I watch in the rear view mirror as he walked away from me, little blonde head bobbing, toward the bus. He doesn't stop at the end of the line, he walked up further. He wants to get on the bus with his friends, but he is cutting in front of another kid. Some of the kids accept it when the kindergarteners do this because they are smaller and younger.
I hear it then, high pitched and sad, he is starting to cry in the way he does when he is trying to explain something or convince you that he is not doing anything wrong. He doesn't understand. I watch, and he is holding up the line. The bus driver talks to him.
I step out of the car, and am not sure whether I should approach. Sam steps onto the bus and I hear him. Still crying a little, explaining to the bus driver what happened. He listens for a moment, and tells him to find a seat. A few times. I hope he will do it.
And then, it is over. The bus driver looks at me, and gives me an "a-ok" signal. I give him a smile and a thumbs up. By the time Sam gets to school, he will be walking to his classroom with his friends and he will have forgotten about this.
As for me, I find that hours later I tear up a little thinking about it.
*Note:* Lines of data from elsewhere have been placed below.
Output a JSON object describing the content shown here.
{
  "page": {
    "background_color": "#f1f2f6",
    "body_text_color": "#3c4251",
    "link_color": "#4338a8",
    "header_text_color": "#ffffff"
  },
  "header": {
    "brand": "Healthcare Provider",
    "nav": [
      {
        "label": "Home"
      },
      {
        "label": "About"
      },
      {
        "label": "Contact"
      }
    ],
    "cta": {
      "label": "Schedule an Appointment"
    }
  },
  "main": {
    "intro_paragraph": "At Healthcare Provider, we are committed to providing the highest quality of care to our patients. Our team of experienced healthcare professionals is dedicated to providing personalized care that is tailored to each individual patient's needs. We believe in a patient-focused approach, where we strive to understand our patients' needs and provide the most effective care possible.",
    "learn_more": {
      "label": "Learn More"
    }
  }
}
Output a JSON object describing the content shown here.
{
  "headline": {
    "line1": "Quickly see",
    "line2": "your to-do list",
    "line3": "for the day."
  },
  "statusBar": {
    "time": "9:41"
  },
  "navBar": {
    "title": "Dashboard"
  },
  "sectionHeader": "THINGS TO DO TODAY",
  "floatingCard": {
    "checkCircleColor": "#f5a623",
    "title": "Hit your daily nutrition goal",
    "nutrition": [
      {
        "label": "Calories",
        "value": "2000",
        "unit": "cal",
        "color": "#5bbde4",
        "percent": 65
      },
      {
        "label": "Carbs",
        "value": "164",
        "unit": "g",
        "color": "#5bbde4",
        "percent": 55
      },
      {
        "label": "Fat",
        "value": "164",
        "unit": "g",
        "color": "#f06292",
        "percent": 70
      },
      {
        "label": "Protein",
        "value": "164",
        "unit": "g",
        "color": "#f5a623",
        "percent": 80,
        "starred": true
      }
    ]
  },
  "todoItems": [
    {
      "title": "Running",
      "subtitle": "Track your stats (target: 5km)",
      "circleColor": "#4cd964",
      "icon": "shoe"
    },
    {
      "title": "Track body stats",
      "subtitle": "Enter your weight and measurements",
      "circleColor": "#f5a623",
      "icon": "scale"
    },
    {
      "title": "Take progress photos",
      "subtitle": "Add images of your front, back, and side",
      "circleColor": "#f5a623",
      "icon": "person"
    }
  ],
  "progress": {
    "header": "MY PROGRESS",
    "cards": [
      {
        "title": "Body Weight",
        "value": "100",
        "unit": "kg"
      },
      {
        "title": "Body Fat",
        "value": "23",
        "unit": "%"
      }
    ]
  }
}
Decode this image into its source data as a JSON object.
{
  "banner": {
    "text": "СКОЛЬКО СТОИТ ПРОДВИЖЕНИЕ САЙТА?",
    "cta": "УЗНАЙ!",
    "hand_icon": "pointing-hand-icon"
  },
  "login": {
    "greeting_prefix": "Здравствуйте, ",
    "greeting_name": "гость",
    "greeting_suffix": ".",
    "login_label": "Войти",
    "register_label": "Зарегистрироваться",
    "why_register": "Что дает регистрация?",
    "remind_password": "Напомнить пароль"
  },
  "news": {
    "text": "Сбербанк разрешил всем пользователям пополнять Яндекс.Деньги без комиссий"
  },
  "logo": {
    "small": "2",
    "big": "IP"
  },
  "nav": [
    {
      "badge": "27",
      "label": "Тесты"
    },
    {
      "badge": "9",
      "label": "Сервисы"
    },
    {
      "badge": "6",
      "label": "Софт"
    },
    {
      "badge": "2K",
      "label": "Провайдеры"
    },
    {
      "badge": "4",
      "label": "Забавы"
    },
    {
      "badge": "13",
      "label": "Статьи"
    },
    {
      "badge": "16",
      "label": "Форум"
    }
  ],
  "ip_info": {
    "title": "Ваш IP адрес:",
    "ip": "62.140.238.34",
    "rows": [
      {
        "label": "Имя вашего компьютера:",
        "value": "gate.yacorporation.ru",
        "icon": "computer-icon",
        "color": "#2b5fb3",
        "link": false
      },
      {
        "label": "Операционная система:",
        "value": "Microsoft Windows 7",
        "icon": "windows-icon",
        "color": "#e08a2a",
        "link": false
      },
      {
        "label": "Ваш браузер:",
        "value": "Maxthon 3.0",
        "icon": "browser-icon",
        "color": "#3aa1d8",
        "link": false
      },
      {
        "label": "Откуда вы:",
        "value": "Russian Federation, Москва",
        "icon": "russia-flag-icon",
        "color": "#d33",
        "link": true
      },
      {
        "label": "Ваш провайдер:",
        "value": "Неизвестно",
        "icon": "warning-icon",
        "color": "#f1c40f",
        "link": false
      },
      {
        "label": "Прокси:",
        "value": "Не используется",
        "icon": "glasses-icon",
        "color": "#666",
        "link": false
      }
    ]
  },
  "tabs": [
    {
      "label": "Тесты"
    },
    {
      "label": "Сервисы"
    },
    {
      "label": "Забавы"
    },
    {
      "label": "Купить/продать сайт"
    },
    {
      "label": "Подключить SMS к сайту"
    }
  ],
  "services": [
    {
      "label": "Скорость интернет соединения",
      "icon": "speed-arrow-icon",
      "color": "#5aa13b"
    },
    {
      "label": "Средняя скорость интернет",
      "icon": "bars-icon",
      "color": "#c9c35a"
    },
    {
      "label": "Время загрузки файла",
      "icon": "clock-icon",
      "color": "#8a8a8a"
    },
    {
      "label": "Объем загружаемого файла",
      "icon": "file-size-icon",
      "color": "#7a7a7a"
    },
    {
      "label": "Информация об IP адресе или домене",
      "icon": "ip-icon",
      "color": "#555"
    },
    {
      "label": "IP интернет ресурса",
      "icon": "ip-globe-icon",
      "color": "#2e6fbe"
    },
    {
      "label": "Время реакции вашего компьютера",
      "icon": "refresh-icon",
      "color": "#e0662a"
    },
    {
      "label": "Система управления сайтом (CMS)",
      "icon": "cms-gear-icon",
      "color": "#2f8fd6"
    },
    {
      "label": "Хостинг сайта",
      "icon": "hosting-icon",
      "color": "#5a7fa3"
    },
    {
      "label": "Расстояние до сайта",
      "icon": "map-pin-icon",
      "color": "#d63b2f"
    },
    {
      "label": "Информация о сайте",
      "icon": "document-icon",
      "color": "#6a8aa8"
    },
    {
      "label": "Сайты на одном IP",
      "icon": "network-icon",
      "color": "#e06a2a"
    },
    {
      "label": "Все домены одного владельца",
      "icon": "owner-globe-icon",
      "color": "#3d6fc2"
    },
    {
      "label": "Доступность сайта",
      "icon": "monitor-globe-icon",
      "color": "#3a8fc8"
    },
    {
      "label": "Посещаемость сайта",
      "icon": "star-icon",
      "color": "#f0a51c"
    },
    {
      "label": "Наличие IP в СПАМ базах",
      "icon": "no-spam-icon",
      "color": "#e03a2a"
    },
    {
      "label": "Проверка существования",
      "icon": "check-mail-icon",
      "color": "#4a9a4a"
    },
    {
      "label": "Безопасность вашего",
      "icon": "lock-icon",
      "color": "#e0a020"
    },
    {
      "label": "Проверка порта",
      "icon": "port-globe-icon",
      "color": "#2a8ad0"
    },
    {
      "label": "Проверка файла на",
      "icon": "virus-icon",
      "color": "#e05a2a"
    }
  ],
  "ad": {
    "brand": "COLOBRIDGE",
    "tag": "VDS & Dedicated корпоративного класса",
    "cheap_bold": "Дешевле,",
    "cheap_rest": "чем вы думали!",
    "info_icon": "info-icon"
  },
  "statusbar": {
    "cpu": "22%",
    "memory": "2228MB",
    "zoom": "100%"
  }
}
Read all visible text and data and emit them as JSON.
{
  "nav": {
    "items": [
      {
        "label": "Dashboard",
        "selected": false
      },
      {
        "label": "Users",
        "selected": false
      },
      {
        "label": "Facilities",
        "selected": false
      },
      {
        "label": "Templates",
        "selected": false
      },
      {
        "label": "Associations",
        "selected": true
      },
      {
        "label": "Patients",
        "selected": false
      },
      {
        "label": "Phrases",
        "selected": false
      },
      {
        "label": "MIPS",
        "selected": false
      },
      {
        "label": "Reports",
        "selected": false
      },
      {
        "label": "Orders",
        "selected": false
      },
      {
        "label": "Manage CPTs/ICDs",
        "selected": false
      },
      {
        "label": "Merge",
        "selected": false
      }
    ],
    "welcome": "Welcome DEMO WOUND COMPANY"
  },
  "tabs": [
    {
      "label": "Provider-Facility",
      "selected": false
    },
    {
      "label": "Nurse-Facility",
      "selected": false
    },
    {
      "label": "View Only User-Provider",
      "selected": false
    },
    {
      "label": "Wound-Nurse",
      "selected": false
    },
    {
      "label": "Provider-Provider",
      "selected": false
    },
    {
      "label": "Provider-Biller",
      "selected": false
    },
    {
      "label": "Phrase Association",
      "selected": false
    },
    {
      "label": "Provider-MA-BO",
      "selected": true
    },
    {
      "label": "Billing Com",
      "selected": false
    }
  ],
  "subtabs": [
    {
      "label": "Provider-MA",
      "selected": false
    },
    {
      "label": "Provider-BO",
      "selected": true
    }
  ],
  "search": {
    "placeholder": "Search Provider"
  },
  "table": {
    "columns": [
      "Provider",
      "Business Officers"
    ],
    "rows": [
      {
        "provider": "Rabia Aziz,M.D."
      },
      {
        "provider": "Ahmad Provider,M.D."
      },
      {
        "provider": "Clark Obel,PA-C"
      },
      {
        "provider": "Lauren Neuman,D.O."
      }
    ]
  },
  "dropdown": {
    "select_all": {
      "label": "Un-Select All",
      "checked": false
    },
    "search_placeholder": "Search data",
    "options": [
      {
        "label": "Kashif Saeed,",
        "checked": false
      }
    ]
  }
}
The other night, I had a nightmare.
It was evening, and I dreamed that the sliding door in the back of our house had a big hole in it and there were all these cats trying to come through to fight with our cat. Justin was there, and Sam was too. Danny was asleep in his room with the door shut. I was trying to plug the hole with a pillow and telling Justin to help me. Suddenly, all the cats were gone. And I knew something else had come. I thought it was the cougar - there has been a cougar around where we live recently. But it wasn't. It was a wolf. It came through the hole in the door, and it was trying to get Sam. I tried to hold it off, and went towards my bedroom. As I tried to get in, holding my son and trying to shut the door, I held my arm out the way they do when training attack dogs. The wolf bit my arm repeatedly as it tried to get at my son. I couldn't get the door closed.
Sam woke me up at that point, and I was actually happy to get out of my bed and go lay in his with him. Later, when I told my Mom about it, she said the symbolism was obvious - this is my brain thinking about protecting Sam from the world.
I know that I can't. I know that there will be laughter, and there will certainly be tears. I know that not every kid will be his friend, or be nice to him at all. I think that all Moms have a part that wishes we could change that, that we could make it so they didn't get hurt. I thought these things were bad when I felt them for myself... I think they are worse when I feel them through my child. Sometimes, all I can do is sit back and concede to the fact that being a mom? It can be really, really hard.